Apollo closed Apollo Origination Partnership Fund II (“AOP II” or “Fund II”) with approximately $4.8 billion of investable assets. This brings total assets raised for the Apollo Large Cap Direct Lending business to approximately $13.3 billion in just over 12 months, inclusive of the Fund II close and other product formats providing access to Apollo’s direct lending franchise. Apollo’s total direct lending and performing credit AUM has doubled to $238 billion over the past four years.
AOP II is designed to capitalize on growing demand for corporate and sponsor-backed large-cap lending. Under the strategy, Apollo aims to invest in senior corporate debt of issuers located predominantly in the United States and Western Europe that generate over $100 million of annual EBITDA.

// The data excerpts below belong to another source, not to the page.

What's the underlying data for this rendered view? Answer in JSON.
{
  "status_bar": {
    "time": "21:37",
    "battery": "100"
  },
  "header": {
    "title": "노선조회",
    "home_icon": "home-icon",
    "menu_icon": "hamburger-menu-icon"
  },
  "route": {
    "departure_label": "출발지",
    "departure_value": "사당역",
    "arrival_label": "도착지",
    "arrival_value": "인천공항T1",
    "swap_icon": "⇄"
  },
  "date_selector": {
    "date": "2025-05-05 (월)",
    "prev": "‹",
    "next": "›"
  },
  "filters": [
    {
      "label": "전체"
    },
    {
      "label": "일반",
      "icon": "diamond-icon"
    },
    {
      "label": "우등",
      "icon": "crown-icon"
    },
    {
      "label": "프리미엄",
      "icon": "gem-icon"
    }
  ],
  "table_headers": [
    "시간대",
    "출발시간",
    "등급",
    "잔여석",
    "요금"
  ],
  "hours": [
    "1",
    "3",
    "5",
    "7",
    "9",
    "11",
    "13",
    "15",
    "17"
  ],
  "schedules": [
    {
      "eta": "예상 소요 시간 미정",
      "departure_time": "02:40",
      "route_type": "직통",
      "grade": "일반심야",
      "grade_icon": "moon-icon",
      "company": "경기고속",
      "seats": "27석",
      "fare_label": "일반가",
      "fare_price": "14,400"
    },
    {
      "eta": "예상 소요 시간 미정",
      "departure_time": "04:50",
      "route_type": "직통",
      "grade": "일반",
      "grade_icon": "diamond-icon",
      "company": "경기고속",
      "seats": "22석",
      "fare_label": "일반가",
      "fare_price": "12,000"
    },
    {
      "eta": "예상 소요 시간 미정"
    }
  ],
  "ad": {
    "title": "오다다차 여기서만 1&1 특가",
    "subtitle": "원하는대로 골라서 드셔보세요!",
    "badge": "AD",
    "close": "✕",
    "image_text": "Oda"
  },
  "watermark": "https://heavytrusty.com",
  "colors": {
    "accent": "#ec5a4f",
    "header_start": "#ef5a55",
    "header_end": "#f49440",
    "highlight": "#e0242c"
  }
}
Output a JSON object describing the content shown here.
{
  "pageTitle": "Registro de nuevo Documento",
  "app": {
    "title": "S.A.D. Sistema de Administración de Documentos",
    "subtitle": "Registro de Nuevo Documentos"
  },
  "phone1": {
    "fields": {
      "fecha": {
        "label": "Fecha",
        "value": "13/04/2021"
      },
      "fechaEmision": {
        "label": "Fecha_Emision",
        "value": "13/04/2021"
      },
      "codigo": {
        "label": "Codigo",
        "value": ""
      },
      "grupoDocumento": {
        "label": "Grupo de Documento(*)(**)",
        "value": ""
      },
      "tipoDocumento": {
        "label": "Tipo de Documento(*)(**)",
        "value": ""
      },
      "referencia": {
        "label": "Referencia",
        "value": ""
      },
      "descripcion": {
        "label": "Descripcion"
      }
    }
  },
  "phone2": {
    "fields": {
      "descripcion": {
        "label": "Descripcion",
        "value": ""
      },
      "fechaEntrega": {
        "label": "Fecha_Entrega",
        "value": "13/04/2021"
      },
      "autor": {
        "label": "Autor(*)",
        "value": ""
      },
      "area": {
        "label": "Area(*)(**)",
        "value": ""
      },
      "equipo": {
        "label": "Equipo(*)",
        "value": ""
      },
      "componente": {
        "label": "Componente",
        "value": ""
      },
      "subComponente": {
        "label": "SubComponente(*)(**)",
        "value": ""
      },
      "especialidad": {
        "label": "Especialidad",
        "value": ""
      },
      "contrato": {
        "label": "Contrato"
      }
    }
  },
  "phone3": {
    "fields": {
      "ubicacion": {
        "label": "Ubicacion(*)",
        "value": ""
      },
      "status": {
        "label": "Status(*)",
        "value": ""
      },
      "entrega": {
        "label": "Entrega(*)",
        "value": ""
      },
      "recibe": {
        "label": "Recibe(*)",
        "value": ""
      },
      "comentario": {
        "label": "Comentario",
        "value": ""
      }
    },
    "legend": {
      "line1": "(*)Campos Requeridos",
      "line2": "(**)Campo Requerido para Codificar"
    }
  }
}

“AOP II seeks to provide investors with a differentiated approach to corporate and sponsor direct lending. The convergence of public and private credit markets continues to create tremendous demand for scaled direct lending solutions led by a single counterparty who can offer price and execution certainty to borrowers,” said Apollo Credit Partner Jim Vanek.
“We believe that Apollo’s decades-long history and expertise investing in corporate credit, as well as the incumbency and broad reach of our Credit platform, make us uniquely situated to lead in this growing market,” said Deputy CIO of Credit John Zito. “Platforms with scaled and diversified sources of capital are well positioned to meet the increasing needs of large companies.”
Apollo’s Credit business has more than $500 billion of AUM, supported by highly diversified, stable inflows across institutional fundraising, Global Wealth, and Retirement Services.
Paul, Weiss, Rifkind, Wharton & Garrison LLP represented Apollo in connection with the closing of Fund II.